Isparta’da gündeme gelen dava, hukuk çevreleri ve psikoloji alanında önemli tartışmalara yol açtı. F.S. ve Ş.S. isimli kardeşler, babaları tarafından henüz 4 ve 8 yaşlarında terk edildi. Yıllar boyunca Çocuk Esirgeme Kurumu’nda büyüyen kardeşler, zor hayat koşullarına rağmen eğitimlerini tamamlayarak meslek sahibi oldular. Ancak yıllar sonra terk eden Baba Mustafa S., hayatının başka bir döneminde yalnız ve yoksul bir duruma düştü. Geliri olmayan Mustafa S., Aile ve Sosyal Politikalar Bakanlığı tarafından bir huzurevine yerleştirildi.

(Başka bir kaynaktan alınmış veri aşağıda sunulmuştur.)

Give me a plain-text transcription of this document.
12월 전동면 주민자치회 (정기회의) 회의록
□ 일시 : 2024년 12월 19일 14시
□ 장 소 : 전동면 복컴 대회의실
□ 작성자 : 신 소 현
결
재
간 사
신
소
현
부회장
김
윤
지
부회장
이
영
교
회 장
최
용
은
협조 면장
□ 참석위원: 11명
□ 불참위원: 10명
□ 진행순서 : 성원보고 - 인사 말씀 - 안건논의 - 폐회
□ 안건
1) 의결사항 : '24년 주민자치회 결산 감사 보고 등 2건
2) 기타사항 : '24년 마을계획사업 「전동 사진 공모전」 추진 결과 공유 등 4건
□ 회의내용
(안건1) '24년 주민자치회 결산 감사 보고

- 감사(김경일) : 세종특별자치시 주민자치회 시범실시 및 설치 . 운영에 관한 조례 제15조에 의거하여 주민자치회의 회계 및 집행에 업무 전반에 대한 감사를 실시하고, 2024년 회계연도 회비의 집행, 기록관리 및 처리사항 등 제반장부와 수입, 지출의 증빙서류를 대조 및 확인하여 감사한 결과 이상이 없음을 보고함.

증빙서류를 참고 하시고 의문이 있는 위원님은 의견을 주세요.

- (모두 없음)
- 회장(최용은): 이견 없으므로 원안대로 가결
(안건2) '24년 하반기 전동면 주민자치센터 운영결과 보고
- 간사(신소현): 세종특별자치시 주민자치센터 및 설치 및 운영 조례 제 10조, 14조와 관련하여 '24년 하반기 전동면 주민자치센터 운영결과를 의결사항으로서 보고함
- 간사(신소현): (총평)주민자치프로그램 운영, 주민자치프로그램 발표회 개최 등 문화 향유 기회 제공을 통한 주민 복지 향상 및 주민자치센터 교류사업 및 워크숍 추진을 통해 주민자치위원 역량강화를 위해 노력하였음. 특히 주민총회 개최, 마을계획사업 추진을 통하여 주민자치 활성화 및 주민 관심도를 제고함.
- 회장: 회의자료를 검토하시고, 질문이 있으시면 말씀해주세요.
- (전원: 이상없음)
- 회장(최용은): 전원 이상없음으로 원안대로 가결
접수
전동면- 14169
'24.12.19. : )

Ancak huzurevindeki aylık 9 bin 230 TL’lik masrafı karşılayacak maddi durumu olmayan Mustafa S. için Bakanlık harekete geçerek, yardım nafakası davası açarak bu masrafın kızları tarafından ödenmesini talep etti.
“KAĞIT ÜZERİNDE BABA”
Bu duruma şiddetle karşı çıkan F.S. ve Ş.S. kardeşler, babalarının sadece kağıt üzerinde “baba” olduklarını, hayatlarında varlık göstermedikleri ve yıllar boyunca kendilerini bir kez bile aramadıklarını vurguladı. Kararın hukuka aykırı olduğunu ifade eden kardeşler, bu durumu adil bulmadıklarını dile getirdi.
SEVGİDEN YOKSUNLARDI
Aile Danışmanı ve Psikolog Özge Öztaşçı, kardeşlerin çocukluk dönemlerinin sevgi, güven ve aidiyet duygusundan yoksun geçtiğini belirtti. Öztaşçı, “Gelişimlerinin en kritik döneminde yaşadıkları bu travmatik terk edilme, onların bağlanma stillerini, benlik algılarını ve insanlara duydukları güveni derinden etkilemiş olabilir. Yetiştirme yurdunda büyüyen kız kardeşler, ebeveyn sevgisinden mahrum kalmanın yarattığı duygusal boşluğu kendi başlarına doldurmak zorunda kalmışlardır.” şeklinde konuştu.
PSİKOLOJİK ADALETSİZLİK
Öztaşçı, “Yıllar sonra, kendilerini terk eden babalarının bakım masraflarını üstlenmeye zorlanmaları, geçmiş travmalarının yeniden tetiklenmesine yol açmıştır” açıklamasında bulundu. Kız kardeşlerin, “babalık sadece kâğıt üzerinde olmuyor” ifadesinin, yaşadıkları duygusal ihmalin ve bu ihmalin getirdiği derin yaraların bariz bir göstergesi olduğunu vurguladı. Öztaşçı, bu davanın yalnızca hukuki değil, aynı zamanda psikolojik bir adaletsizlik duygusu da oluşturduğunu ifade etti.
İTİRAZ YOLU AÇIK
Avukat Gizem Gonce, Medeni Kanun’un 364. maddesi çerçevesinde yoksulluğa düşen üst ve alt soy için nafaka verme yükümlülüğü bulunduğunu belirtirken, kararın itiraza açık olduğunu vurguladı. Gonce, “Kardeşler, babalarının babalık görevini yerine getirmediğini ya da maddi gücünün yetersiz olduğunu detaylı olarak izah ederlerse mahkeme bu durumu da değerlendirecektir. Nafakada karşı tarafın maddi durumunun da incelendiği unutulmamalıdır. Bu noktada, çocuklardan talep edilmesi adil değil, ailede maddi durumu iyi olan diğer bireylerden de yardım talep edilebilir.”

İCRALIK OLABİLİRLER
Kardeşlerin ödememesi halinde icra takibi süreci de başlayabilir. Gonce, davanın açıldığı tarihteki miktar üzerinden faiziyle birlikte icra takibi yapılabileceğini belirtti ve “Bunun durdurulması için İstinaf Mahkemesi’nin dosyayı hızla incelemesi ya da icra takibinin durdurulmasına dair karar alınması gerekmektedir” dedi. Ayrıca, kardeşlerin ödeme yapmamaları durumunda bakanlığın haciz kararı alma hakkı bulunduğunu da vurguladı.